First, the list of ingredients for the meat:
- 3 pounds of lean ground beef – less than 15% fat, not because I don’t like fat [you know about me and bacon], but because I just don’t like terribly greasy taco meat.
- 1 large onion, diced – ends up being about 1.25 – 1.5 cups in volume, I have used dried minced onion a few times that you have eaten tacos here, too.
- 2 large cloves of garlic – finely chopped; wish you could have been here last time when I used some fresh from my garden! Maybe you will come again soon. Granulated garlic works well, about 1.5 tsp.

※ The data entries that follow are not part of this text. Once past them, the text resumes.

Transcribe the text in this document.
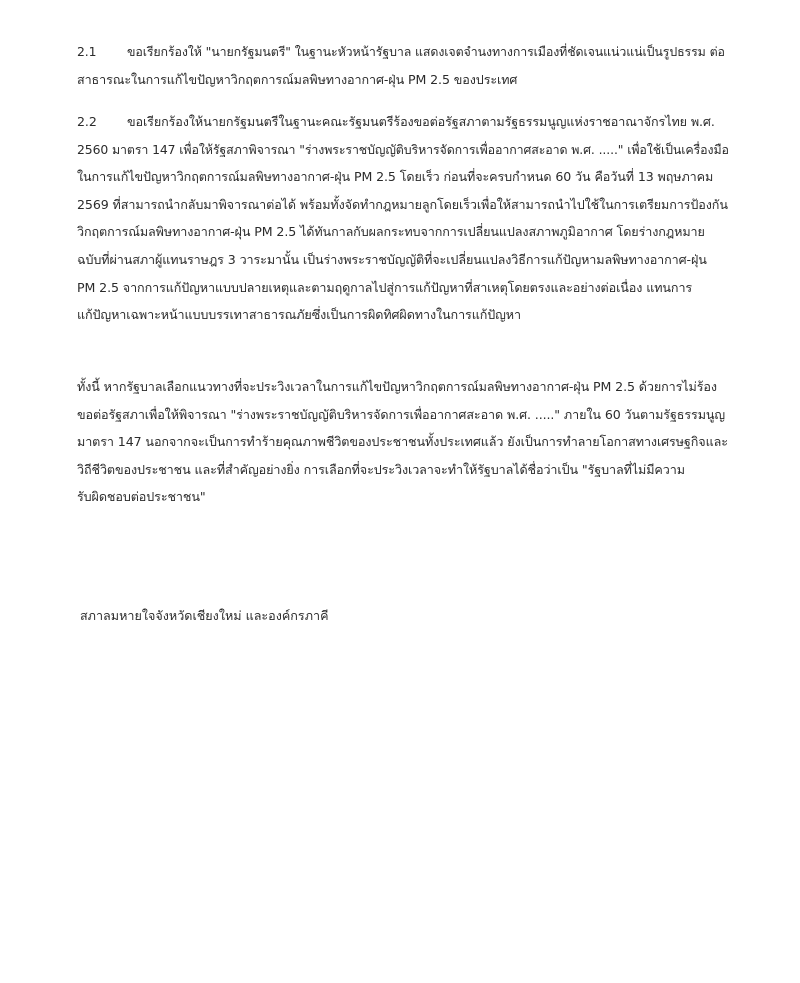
2.1 ขอเรียกร้องให้ "นายกรัฐมนตรี" ในฐานะหัวหน้ารัฐบาล แสดงเจตจำนงทางการเมืองที่ชัดเจนแน่วแน่เป็นรูปธรรม ต่อ
สาธารณะในการแก้ไขปัญหาวิกฤตการณ์มลพิษทางอากาศ-ฝุ่น PM 2.5 ของประเทศ
2.2 ขอเรียกร้องให้นายกรัฐมนตรีในฐานะคณะรัฐมนตรีร้องขอต่อรัฐสภาตามรัฐธรรมนูญแห่งราชอาณาจักรไทย พ.ศ.
2560 มาตรา 147 เพื่อให้รัฐสภาพิจารณา "ร่างพระราชบัญญัติบริหารจัดการเพื่ออากาศสะอาด พ.ศ. ....." เพื่อใช้เป็นเครื่องมือ
ในการแก้ไขปัญหาวิกฤตการณ์มลพิษทางอากาศ-ฝุ่น PM 2.5 โดยเร็ว ก่อนที่จะครบกำหนด 60 วัน คือวันที่ 13 พฤษภาคม
2569 ที่สามารถนำกลับมาพิจารณาต่อได้ พร้อมทั้งจัดทำกฎหมายลูกโดยเร็วเพื่อให้สามารถนำไปใช้ในการเตรียมการป้องกัน
วิกฤตการณ์มลพิษทางอากาศ-ฝุ่น PM 2.5 ได้ทันกาลกับผลกระทบจากการเปลี่ยนแปลงสภาพภูมิอากาศ โดยร่างกฎหมาย
ฉบับที่ผ่านสภาผู้แทนราษฎร 3 วาระมานั้น เป็นร่างพระราชบัญญัติที่จะเปลี่ยนแปลงวิธีการแก้ปัญหามลพิษทางอากาศ-ฝุ่น
PM 2.5 จากการแก้ปัญหาแบบปลายเหตุและตามฤดูกาลไปสู่การแก้ปัญหาที่สาเหตุโดยตรงและอย่างต่อเนื่อง แทนการ
แก้ปัญหาเฉพาะหน้าแบบบรรเทาสาธารณภัยซึ่งเป็นการผิดทิศผิดทางในการแก้ปัญหา
ทั้งนี้ หากรัฐบาลเลือกแนวทางที่จะประวิงเวลาในการแก้ไขปัญหาวิกฤตการณ์มลพิษทางอากาศ-ฝุ่น PM 2.5 ด้วยการไม่ร้อง
ขอต่อรัฐสภาเพื่อให้พิจารณา "ร่างพระราชบัญญัติบริหารจัดการเพื่ออากาศสะอาด พ.ศ. ....." ภายใน 60 วันตามรัฐธรรมนูญ
มาตรา 147 นอกจากจะเป็นการทำร้ายคุณภาพชีวิตของประชาชนทั้งประเทศแล้ว ยังเป็นการทำลายโอกาสทางเศรษฐกิจและ
วิถีชีวิตของประชาชน และที่สำคัญอย่างยิ่ง การเลือกที่จะประวิงเวลาจะทำให้รัฐบาลได้ชื่อว่าเป็น "รัฐบาลที่ไม่มีความ
รับผิดชอบต่อประชาชน"
สภาลมหายใจจังหวัดเชียงใหม่ และองค์กรภาคี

- olive oil – just about 2 tablespoons for the pan before putting in the onion
- cumin – about 1 teaspoon
- oregano – dried leaves, about 1.5 teaspoons
- sea salt – a generous 2 teaspoons
- black pepper, fine ground – ⅓ to ½ teaspoon
- tomato paste – 6 ounce can
The rest of the filler ingredients are the basics:
- diced tomatoes
- black olives
- Tillamook sharp cheddar cheese, grated
- sometimes our black beans
- avocado mash, which is easier to make a reality if I keep some halved and peeled avocados in the freezer
- yogurt (plain) usually, but sometimes sour cream
- corn tortillas, just barely browned on a lightly greased griddle
- of course, Dad adds his own things, like garden grown habeneros and hot salsa
The first step is to heat my wok on medium heat, then put in the oil. Next, the onions go in to be sauteed until almost tender and translucent. Just before I think they are done, I add the fresh garlic. If I’m using dried onion and garlic, I brown the meat first (without extra oil) and add those 2 items with the rest of the seasonings.

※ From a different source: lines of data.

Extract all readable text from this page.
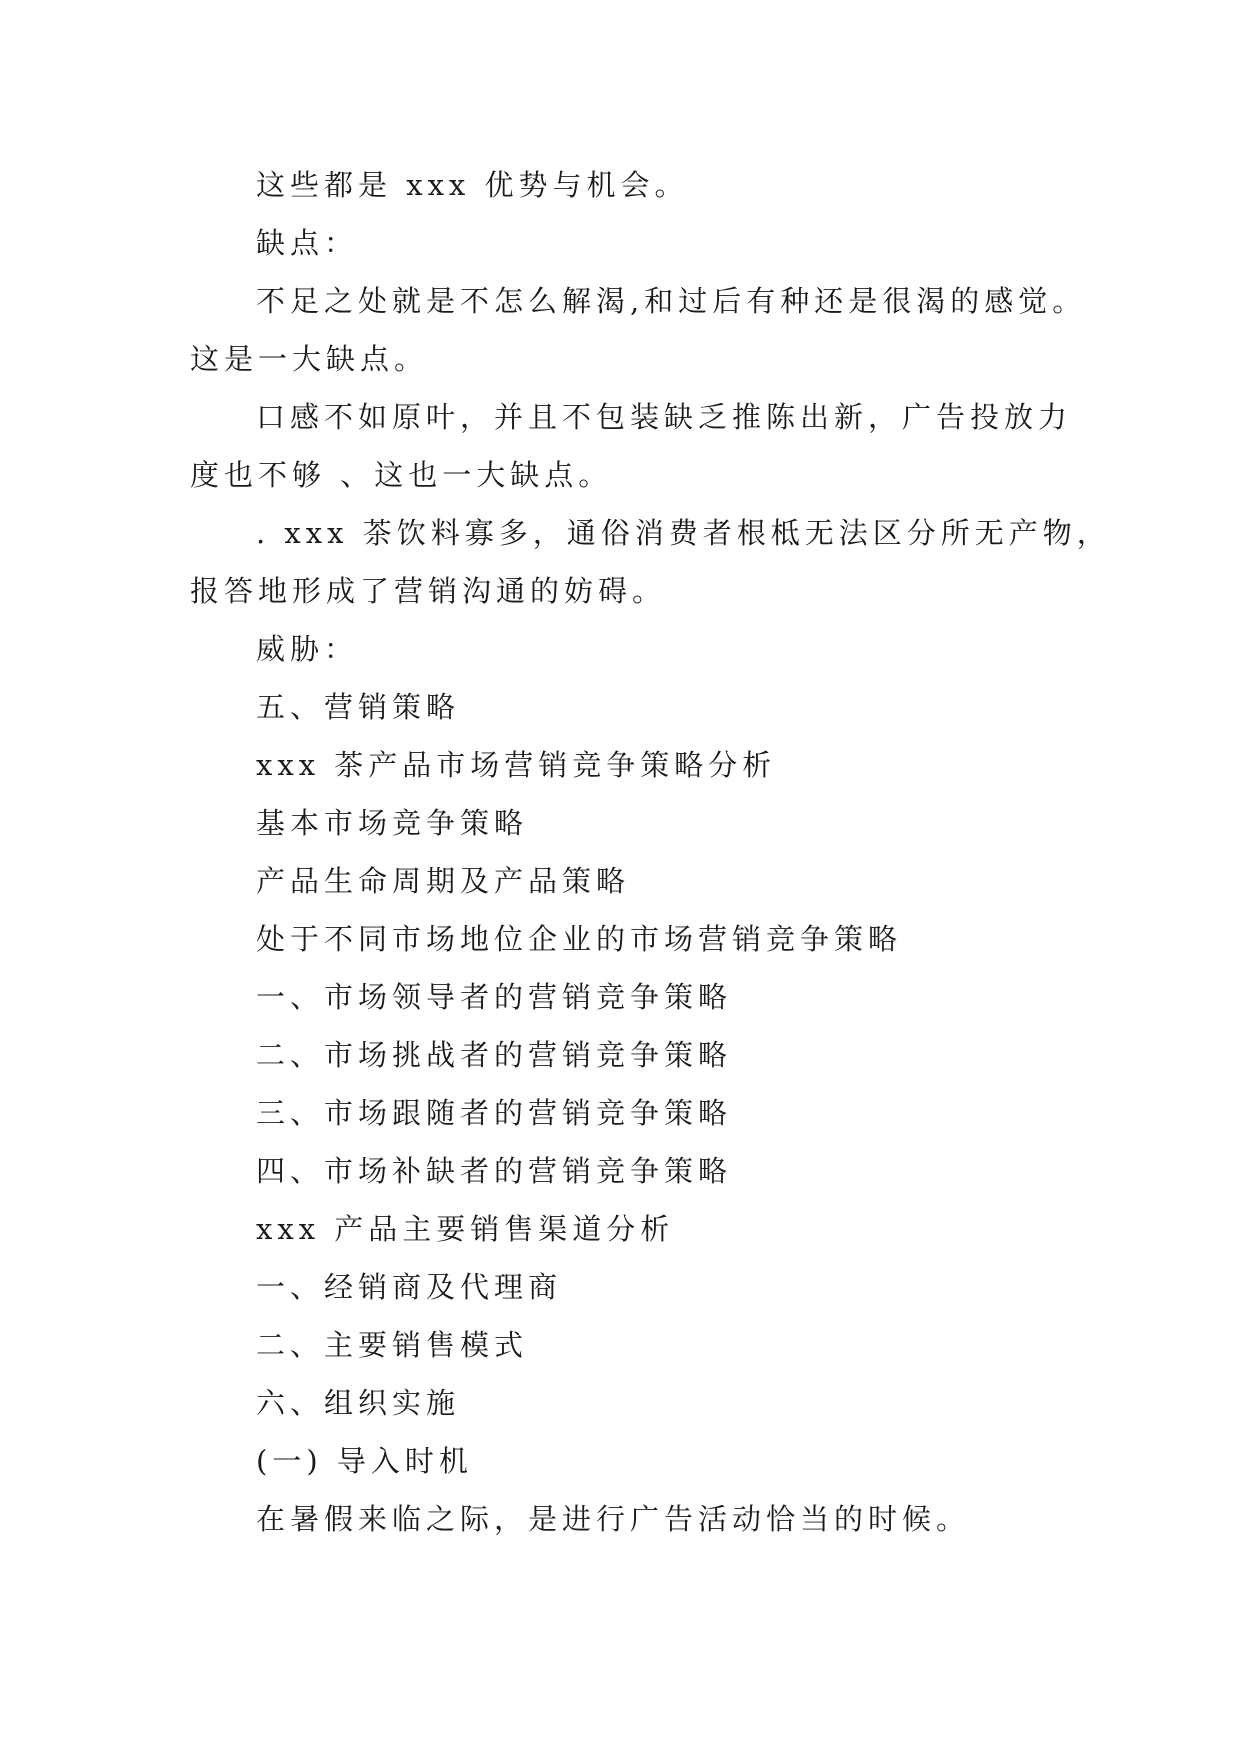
这些都是 xxx 优势与机会。
缺点：
不足之处就是不怎么解渴,和过后有种还是很渴的感觉。
这是一大缺点。
口感不如原叶，并且不包装缺乏推陈出新，广告投放力
度也不够 、这也一大缺点。
. xxx 茶饮料寡多，通俗消费者根柢无法区分所无产物，
报答地形成了营销沟通的妨碍。
威胁：
五、营销策略
xxx 茶产品市场营销竞争策略分析
基本市场竞争策略
产品生命周期及产品策略
处于不同市场地位企业的市场营销竞争策略
一、市场领导者的营销竞争策略
二、市场挑战者的营销竞争策略
三、市场跟随者的营销竞争策略
四、市场补缺者的营销竞争策略
xxx 产品主要销售渠道分析
一、经销商及代理商
二、主要销售模式
六、组织实施
(一) 导入时机
在暑假来临之际，是进行广告活动恰当的时候。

One of the things I appreciate about making tacos is that it is still possible to cook them if I have forgotten to take the meat out of the freezer on time. A little lower heat and a lid (it doesn’t even have to completely sit around the edges) for a few minutes usually defrosts it enough for me to break it apart with forks. Then, I can proceed to cook it the same as I would otherwise.
Just before I add the meat (if it is already sufficiently thawed) I turn the heat up higher. Once the meat is broken up some in the wok, I add the seasonings, except for the tomato paste. That waits until the meat is all the way cooked.
There is usually time to prepare all the other fillings while the meat is cooking, as long as I take time to stir it periodically. Then, adding the tomato paste is sort of like a final exciting ritual, marking the nearness of taco immersion.
It would be easy to freeze some of the left-over meat for future meals. Consider doing it in thin portions, to make reheating less troublesome. But, of course, you will also want to eat some of the tacos the next day. And the next day. Because that’s just how tacos are.